According to a recent report, 46 out of India’s 90 unicorns were created in 2021. The first 44 were born through a decade or more. Together, technology startups raised $42 billion in 2021, up from $11.5 billion in 2020. Along with this, a total of 11 startups, including eight unicorns, raised around $7.16 billion through public offerings. 

IPOs of Young-Tech Startups:

The floodgates have opened for India’s beginnings of a large-cap tech universe. For young tech startups, it is going to be a tough road. Post-IPO, founders who have dealt with 10-20 investors so far on their cap table will need to deal with quarterly and annual goals, information disclosures, high governance, and consistent business (growth) performance or cycles.

The IPO stories of 2021 notwithstanding, accessing public markets will not be an easy task relative to a private equity funding. It is also not about simply hiring an investment banker and lawyers to help you with pre-IPO filings and the listing. It is the beginning of a multi-year journey that will demand a lot of introspection, a massive upgrade of governance processes and behaviour, more scrutiny on one’s public personas, and a culture change in young, hot tech startups. 

That said, it will be advantageous for long-term company builders. Companies that built despite the odds for a decade and are just starting to build for another decade are relishing the idea of listing. They should aim to continue growing at 30-50 per cent Y-o-Y and being a darling of the stock market for another decade.

Repeat Founders and Seasoned Startup Professionals: 

The talent pool of bold technology leaders has multiplied 100x since the beginning of the decade. Trained under unicorns, with rapid growth and incredible resilience, these new founders are like well-trained athletes ready for startup marathons. 

Repeat founders who have had smaller exits and then built under a more prominent firm or seasoned executives who were a part of a unicorn build-out tend to understand market issues better. They are more fluent in startup funding and are deliberate about choosing co-founders and building initial teams for their new startup journey.

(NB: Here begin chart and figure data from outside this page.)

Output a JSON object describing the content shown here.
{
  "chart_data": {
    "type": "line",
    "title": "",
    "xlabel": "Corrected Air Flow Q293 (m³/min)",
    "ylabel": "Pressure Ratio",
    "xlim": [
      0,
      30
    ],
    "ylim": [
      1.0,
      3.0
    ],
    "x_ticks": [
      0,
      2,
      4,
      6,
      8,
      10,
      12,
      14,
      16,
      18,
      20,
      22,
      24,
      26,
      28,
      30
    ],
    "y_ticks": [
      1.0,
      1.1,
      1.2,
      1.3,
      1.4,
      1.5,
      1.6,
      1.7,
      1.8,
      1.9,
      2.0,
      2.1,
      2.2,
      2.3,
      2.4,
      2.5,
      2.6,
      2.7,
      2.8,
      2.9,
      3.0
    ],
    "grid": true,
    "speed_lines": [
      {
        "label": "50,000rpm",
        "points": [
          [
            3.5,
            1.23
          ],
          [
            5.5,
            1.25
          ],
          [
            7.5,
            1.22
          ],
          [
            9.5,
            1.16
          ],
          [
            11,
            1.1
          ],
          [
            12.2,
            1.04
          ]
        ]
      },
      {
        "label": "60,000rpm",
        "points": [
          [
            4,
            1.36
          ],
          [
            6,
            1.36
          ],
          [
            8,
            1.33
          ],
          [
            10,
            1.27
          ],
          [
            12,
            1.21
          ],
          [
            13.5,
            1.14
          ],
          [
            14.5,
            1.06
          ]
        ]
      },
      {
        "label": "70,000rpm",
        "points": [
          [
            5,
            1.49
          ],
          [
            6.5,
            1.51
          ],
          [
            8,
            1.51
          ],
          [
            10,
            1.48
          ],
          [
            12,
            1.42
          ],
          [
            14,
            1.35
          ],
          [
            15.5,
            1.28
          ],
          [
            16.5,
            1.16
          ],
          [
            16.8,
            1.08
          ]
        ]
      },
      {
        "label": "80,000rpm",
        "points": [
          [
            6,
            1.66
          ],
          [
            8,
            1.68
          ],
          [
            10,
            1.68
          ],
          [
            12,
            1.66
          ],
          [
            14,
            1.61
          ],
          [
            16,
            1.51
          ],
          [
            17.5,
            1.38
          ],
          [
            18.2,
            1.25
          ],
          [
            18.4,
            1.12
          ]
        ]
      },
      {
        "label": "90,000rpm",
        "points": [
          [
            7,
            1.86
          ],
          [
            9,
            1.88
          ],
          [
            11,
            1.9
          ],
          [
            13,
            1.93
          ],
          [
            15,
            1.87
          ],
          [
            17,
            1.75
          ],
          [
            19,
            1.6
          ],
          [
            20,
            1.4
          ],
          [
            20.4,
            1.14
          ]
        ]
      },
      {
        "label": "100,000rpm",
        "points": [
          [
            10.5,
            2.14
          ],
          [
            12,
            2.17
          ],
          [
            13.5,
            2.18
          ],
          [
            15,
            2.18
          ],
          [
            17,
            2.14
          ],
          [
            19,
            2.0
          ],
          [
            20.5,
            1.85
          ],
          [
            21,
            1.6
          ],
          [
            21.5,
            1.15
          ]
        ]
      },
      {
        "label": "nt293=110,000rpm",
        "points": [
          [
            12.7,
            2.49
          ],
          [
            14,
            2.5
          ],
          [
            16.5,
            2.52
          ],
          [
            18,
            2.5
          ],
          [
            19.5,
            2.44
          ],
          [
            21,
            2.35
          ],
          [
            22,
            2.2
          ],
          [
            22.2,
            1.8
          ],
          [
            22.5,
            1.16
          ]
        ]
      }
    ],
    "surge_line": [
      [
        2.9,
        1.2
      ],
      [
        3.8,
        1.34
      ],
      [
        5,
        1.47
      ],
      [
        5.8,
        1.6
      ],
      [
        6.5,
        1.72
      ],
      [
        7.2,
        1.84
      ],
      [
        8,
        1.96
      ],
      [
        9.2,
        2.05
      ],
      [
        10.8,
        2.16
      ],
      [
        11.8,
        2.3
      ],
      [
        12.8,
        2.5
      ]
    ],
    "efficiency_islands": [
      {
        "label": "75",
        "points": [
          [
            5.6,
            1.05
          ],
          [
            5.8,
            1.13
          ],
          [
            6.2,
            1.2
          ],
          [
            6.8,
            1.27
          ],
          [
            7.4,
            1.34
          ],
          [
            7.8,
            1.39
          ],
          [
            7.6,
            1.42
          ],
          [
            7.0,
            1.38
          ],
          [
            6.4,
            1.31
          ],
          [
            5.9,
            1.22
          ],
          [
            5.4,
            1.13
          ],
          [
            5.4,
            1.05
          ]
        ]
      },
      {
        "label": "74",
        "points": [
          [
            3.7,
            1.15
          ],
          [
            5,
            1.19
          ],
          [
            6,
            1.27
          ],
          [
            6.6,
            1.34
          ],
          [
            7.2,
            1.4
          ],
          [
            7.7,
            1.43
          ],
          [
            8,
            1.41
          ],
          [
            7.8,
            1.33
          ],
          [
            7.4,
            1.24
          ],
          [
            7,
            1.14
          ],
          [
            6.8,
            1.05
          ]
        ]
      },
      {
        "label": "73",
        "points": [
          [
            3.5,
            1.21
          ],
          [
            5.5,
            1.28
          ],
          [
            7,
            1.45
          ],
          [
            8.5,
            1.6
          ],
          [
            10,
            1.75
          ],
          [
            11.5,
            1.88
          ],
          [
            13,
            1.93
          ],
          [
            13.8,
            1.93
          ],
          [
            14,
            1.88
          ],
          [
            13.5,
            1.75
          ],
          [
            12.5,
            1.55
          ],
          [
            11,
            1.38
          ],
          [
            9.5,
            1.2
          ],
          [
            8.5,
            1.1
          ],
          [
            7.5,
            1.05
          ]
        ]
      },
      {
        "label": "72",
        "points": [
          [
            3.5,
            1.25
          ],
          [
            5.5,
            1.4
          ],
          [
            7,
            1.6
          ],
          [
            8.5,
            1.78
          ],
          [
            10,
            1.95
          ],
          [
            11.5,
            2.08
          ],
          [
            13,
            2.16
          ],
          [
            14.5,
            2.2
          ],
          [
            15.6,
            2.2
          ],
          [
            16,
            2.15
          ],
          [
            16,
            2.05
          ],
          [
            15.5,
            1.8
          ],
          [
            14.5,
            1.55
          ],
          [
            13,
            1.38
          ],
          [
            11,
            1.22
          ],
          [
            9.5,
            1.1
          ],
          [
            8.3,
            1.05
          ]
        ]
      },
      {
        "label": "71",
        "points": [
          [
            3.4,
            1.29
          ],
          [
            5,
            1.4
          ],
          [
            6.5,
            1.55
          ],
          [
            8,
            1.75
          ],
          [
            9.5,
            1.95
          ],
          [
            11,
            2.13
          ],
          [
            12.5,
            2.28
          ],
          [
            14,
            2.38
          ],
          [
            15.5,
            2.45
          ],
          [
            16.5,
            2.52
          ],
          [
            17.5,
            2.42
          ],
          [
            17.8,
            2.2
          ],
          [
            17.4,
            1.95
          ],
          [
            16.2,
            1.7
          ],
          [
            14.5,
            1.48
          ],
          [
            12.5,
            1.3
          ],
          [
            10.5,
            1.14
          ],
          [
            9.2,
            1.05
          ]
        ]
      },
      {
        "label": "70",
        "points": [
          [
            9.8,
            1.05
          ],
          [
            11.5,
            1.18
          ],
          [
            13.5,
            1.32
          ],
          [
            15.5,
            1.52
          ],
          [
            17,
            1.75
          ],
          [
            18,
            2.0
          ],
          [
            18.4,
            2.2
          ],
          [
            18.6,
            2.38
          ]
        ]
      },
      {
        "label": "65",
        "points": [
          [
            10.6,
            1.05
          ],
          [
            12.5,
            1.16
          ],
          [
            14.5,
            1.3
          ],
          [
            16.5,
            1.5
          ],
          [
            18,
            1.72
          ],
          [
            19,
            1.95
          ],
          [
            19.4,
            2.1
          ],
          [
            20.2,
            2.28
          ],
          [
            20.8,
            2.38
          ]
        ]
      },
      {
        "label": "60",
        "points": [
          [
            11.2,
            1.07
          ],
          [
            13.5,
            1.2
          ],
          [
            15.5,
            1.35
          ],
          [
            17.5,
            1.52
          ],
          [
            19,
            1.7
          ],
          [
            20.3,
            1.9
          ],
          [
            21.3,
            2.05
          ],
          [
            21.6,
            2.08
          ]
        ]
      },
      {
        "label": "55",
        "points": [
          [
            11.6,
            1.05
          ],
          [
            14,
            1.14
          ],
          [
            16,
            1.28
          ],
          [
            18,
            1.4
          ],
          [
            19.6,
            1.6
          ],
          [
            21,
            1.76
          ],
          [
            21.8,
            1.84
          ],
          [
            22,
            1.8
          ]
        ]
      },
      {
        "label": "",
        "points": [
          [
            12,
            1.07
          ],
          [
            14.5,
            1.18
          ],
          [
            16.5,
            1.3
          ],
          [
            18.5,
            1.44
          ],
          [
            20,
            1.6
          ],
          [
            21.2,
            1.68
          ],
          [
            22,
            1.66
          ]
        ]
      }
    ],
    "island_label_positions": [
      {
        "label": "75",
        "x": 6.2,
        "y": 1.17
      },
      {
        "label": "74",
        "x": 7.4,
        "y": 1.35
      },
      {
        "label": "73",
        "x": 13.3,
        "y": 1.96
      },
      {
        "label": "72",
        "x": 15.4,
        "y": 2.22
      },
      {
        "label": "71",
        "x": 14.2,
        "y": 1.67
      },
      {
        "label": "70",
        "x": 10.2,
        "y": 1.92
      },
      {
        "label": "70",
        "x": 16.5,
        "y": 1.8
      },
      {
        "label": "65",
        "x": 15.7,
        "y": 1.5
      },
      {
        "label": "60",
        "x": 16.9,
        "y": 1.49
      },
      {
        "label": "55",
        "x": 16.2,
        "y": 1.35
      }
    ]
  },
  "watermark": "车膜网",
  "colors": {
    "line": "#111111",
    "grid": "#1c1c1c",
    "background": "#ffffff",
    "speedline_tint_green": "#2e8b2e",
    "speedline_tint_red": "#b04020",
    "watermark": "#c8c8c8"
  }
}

With the kind of experience and differentiated insights they bring, angel investors are more than happy to invest in their ventures at pre-seed stages.

The year 2022 is expected to continue blockbuster VC funding rounds headlined by many repeat founders. The growth in number and quality of these seasoned founders over the past 3-4 years has been astounding, and venture capitalists continue to back them with mega large seed rounds at unheard-of valuations. As long as the exits keep coming, this trend will persist.


Our path to $5,000 per capita GDP and beyond will be paved with digital-enabled roads and infrastructure. The government machinery has created an incredible amount of world-class infrastructure and rails to enable this. 

The brightest tech minds are building world-class products and businesses on these rails. Today, India is the third-largest unicorn hub after the US (487) and China (301), and in 2021, one out of 13 unicorns globally was born in India. India as a growth story is expected to continue even if there is a slight short-term correction.

In a nutshell, the market is predicted to continue to grow, with many things going for it. The pace of venture capital flow is expected to continue, and there will be many more large rounds as companies continue to scale. This will, in turn, enable more and more Indian companies to expand beyond borders.